Relative transformations:
- Rel: Relative data, notmalized scaling to the total sequencing counts.
- AST: Sequencing data is normalized using total sum scaling + arcsine squared-root transformation.
- RMP: Sequencing data is downsized to achieve even sequencing depth.
Compositional transformations:
- CLR: Data normalized using Centered Log Ratio transformation (CoDaSeq implementation)
- CSS: Data normalized using cumulative sum scaling (MetagenomeSeq implemetnation).
- GMPR: Size factors for library-size based normalization are calculated using the Geometric Mean of Pairwise Ratios (implementation using GMPR package).
- TMM: Normalization using trimmed mean of M-values (EdgeR implementation).
- RLE: Normalization using relative log-expression (EdgeR implementation).
- UQ: Normalization using upper quartile (EdgeR implementation).
- VST: Variance stabilizing transformation from DESeq2.
Quantitative (experimentally-derived) transformations:
- QMP: Normalized by rarefying to even sampling depth and scaling to total microbial loads (measured experimentally).
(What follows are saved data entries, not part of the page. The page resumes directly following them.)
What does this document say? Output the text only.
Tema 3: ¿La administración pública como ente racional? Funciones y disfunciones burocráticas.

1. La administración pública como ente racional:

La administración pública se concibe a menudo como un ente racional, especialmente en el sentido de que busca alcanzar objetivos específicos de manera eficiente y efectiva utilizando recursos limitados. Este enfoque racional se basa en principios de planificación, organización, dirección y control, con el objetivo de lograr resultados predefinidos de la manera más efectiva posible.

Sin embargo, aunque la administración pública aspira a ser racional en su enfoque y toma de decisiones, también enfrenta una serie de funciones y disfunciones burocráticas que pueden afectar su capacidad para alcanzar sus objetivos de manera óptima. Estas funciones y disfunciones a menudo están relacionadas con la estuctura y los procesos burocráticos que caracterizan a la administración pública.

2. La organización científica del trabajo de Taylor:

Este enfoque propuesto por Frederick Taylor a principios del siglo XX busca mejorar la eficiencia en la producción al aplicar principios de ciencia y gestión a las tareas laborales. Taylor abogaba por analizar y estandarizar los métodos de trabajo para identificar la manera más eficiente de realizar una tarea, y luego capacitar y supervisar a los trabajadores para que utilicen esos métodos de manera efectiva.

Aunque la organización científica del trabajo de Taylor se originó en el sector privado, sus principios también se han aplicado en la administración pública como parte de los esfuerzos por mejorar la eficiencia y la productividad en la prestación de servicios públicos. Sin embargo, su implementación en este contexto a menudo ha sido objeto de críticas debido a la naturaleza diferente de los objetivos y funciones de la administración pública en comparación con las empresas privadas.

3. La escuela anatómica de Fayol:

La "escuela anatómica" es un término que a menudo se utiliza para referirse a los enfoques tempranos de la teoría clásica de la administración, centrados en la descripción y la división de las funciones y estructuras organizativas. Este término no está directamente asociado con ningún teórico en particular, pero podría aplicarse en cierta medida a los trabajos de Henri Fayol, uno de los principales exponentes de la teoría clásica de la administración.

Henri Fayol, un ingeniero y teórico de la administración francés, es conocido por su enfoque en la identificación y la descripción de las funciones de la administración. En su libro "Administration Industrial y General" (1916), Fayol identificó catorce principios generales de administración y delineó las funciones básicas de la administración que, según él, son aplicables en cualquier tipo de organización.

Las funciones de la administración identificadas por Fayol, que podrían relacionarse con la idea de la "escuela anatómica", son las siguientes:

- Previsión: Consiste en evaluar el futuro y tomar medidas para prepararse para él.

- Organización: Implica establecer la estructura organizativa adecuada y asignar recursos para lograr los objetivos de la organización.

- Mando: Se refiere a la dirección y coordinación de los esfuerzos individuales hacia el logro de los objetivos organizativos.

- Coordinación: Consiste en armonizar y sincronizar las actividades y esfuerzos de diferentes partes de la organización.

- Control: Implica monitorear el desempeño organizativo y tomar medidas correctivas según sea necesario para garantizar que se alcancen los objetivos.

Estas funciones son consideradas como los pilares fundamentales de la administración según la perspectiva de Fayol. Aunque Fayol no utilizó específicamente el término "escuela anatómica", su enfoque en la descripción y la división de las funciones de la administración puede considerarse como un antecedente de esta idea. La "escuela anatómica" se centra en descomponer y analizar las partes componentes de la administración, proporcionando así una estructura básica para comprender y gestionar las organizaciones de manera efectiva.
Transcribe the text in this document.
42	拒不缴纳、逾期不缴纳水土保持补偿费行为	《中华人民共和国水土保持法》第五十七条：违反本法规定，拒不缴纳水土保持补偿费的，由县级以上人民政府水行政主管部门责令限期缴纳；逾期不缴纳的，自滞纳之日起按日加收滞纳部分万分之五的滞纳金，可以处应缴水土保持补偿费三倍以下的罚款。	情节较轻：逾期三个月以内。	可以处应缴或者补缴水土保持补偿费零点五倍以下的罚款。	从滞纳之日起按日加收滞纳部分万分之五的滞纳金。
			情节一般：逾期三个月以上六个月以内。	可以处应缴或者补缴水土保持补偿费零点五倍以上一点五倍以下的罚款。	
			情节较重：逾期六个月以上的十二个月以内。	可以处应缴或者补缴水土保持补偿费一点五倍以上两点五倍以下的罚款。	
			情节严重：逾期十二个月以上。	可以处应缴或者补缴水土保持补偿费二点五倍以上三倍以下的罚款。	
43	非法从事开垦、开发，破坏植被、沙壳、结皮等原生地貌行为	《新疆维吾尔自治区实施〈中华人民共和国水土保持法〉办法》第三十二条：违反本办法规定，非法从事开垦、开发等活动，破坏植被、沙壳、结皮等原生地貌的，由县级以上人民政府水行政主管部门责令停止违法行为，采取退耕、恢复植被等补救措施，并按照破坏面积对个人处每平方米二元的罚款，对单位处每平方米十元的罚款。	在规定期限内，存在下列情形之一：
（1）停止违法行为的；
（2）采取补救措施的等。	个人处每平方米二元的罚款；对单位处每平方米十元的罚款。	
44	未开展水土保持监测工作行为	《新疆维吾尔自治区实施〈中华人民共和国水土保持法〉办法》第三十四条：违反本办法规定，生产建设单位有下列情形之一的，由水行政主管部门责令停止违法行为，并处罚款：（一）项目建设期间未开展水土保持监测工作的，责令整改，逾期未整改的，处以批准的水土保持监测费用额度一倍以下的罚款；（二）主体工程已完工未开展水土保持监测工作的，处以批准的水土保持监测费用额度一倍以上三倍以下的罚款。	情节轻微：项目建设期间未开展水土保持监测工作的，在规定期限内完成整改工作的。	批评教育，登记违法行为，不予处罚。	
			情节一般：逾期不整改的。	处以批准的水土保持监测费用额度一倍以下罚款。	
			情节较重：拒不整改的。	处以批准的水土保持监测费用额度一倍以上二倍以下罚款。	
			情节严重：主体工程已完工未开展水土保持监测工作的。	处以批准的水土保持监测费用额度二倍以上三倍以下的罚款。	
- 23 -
- ACS: Normalized by scaling to total microbial loads (measured experimentally).
Additionally, we calculate these correlations in the original simulated matrices (REAL) for reference.
In all of these methods, we will only evaluate those taxa with prevalence > 50%. We will use the sequencing matrix to determine this threshold on the zeros.
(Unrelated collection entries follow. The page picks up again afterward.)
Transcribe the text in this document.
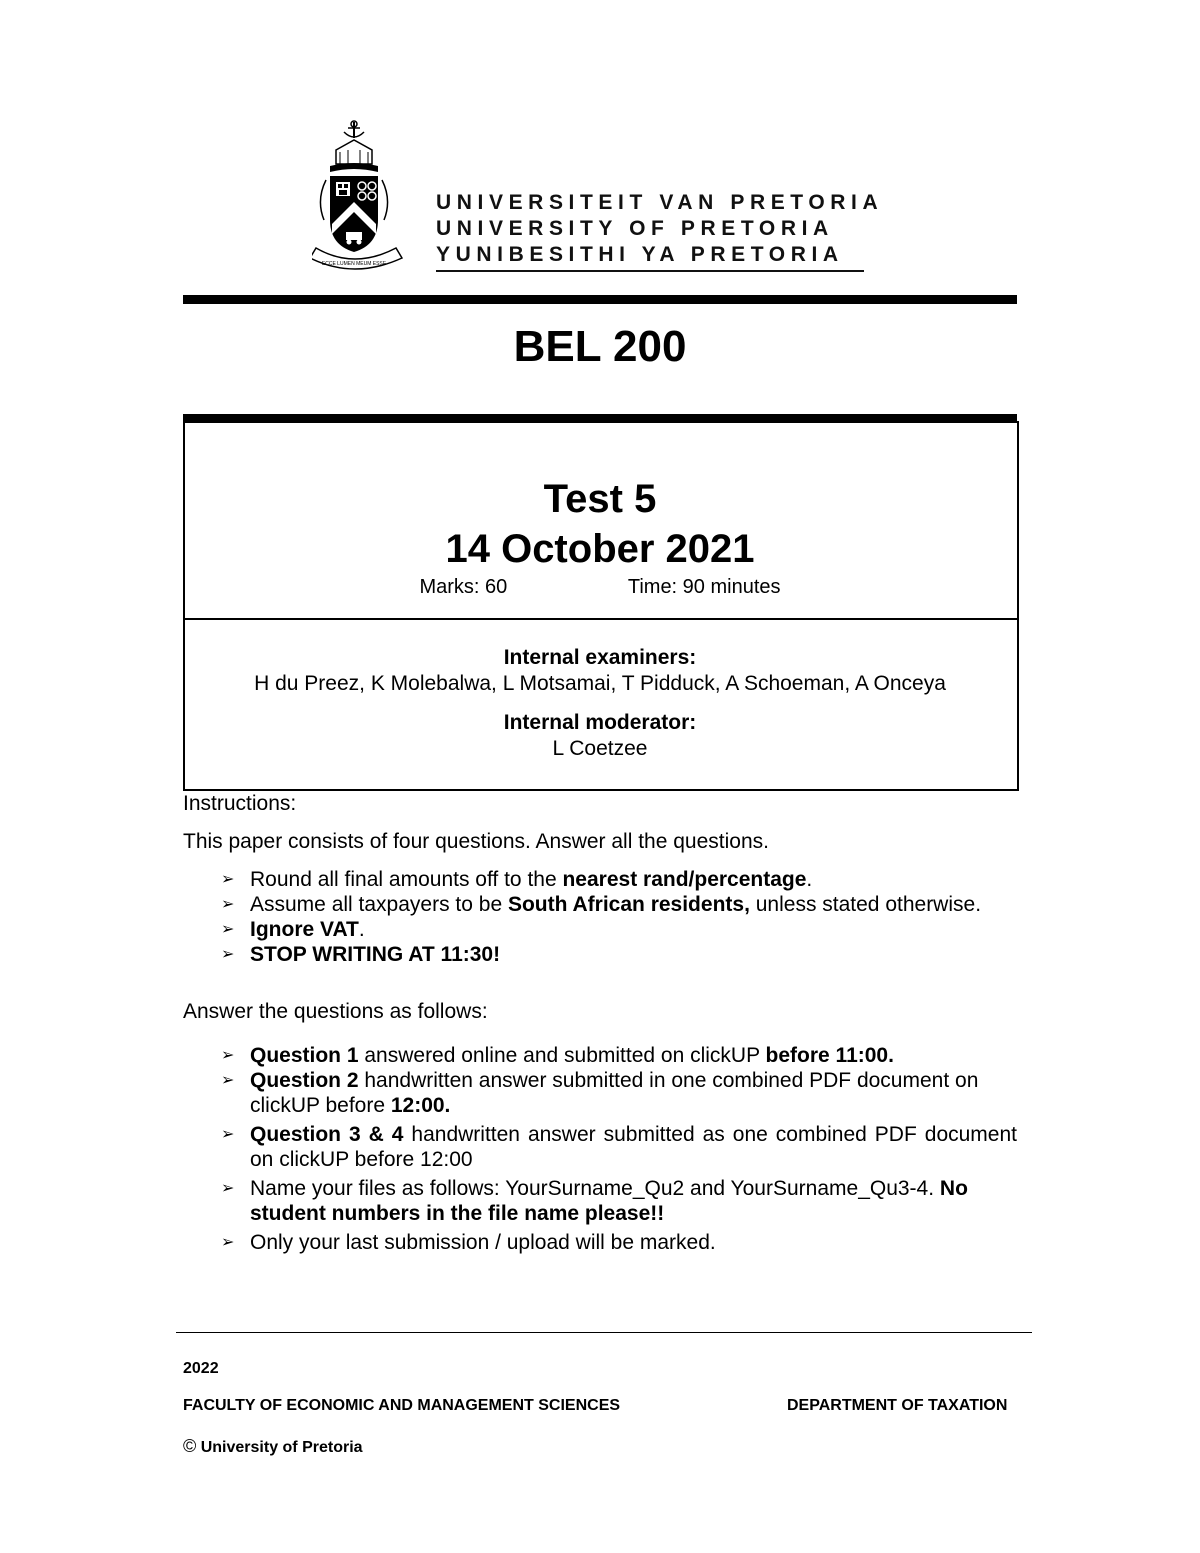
ECCE LUMEN MEUM ESSE
UNIVERSITEIT VAN PRETORIA
UNIVERSITY OF PRETORIA
YUNIBESITHI YA PRETORIA
BEL 200
Test 5
14 October 2021
Marks: 60	Time: 90 minutes
Internal examiners:
H du Preez, K Molebalwa, L Motsamai, T Pidduck, A Schoeman, A Onceya
Internal moderator:
L Coetzee
Instructions:
This paper consists of four questions. Answer all the questions.
➢ Round all final amounts off to the nearest rand/percentage.
➢ Assume all taxpayers to be South African residents, unless stated otherwise.
➢ Ignore VAT.
➢ STOP WRITING AT 11:30!
Answer the questions as follows:
➢ Question 1 answered online and submitted on clickUP before 11:00.
➢ Question 2 handwritten answer submitted in one combined PDF document on clickUP before 12:00.
➢ Question 3 & 4 handwritten answer submitted as one combined PDF document on clickUP before 12:00
➢ Name your files as follows: YourSurname_Qu2 and YourSurname_Qu3-4. No student numbers in the file name please!!
➢ Only your last submission / upload will be marked.
2022
FACULTY OF ECONOMIC AND MANAGEMENT SCIENCES	DEPARTMENT OF TAXATION
© University of Pretoria
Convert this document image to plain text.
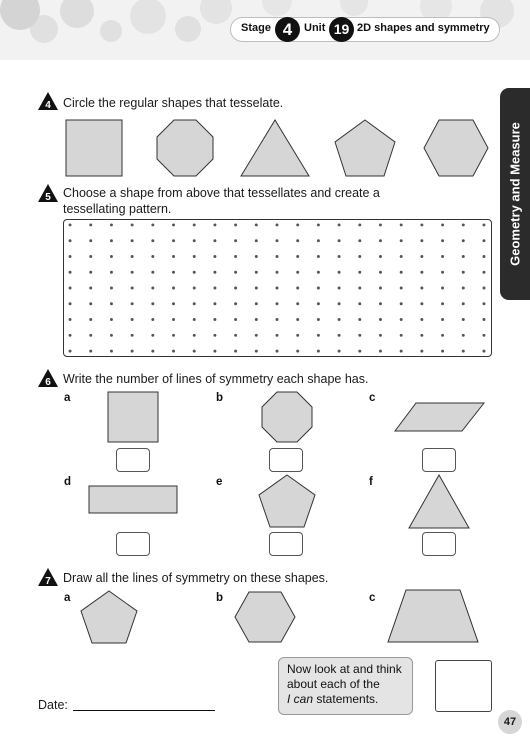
Stage 4	Unit 19 2D shapes and symmetry
Geometry and Measure
4 Circle the regular shapes that tesselate.
5 Choose a shape from above that tessellates and create a
tessellating pattern.
6 Write the number of lines of symmetry each shape has.
a	b	c
d	e	f
7 Draw all the lines of symmetry on these shapes.
a	b	c
Date:
Now look at and think
about each of the
I can statements.
47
Run the script qmp_vs_acs_dysbiosis.R. In this script we compare the performance of QMP and ACS in detecting taxa associated to a disease condition that is characterized by a decrease in total microbial loads.
Run the following scripts:
- effect_number_samples.R
- effect_sequencing_depth.R
These two scripts repeat the correlation analysis from section 3, but screening throughout the different parameters to evaluate their influence on the different transformations. These scripts require generating the data and calculating all of the correlations several times, so they may take a long time. You may consider running them in the command line (on a server).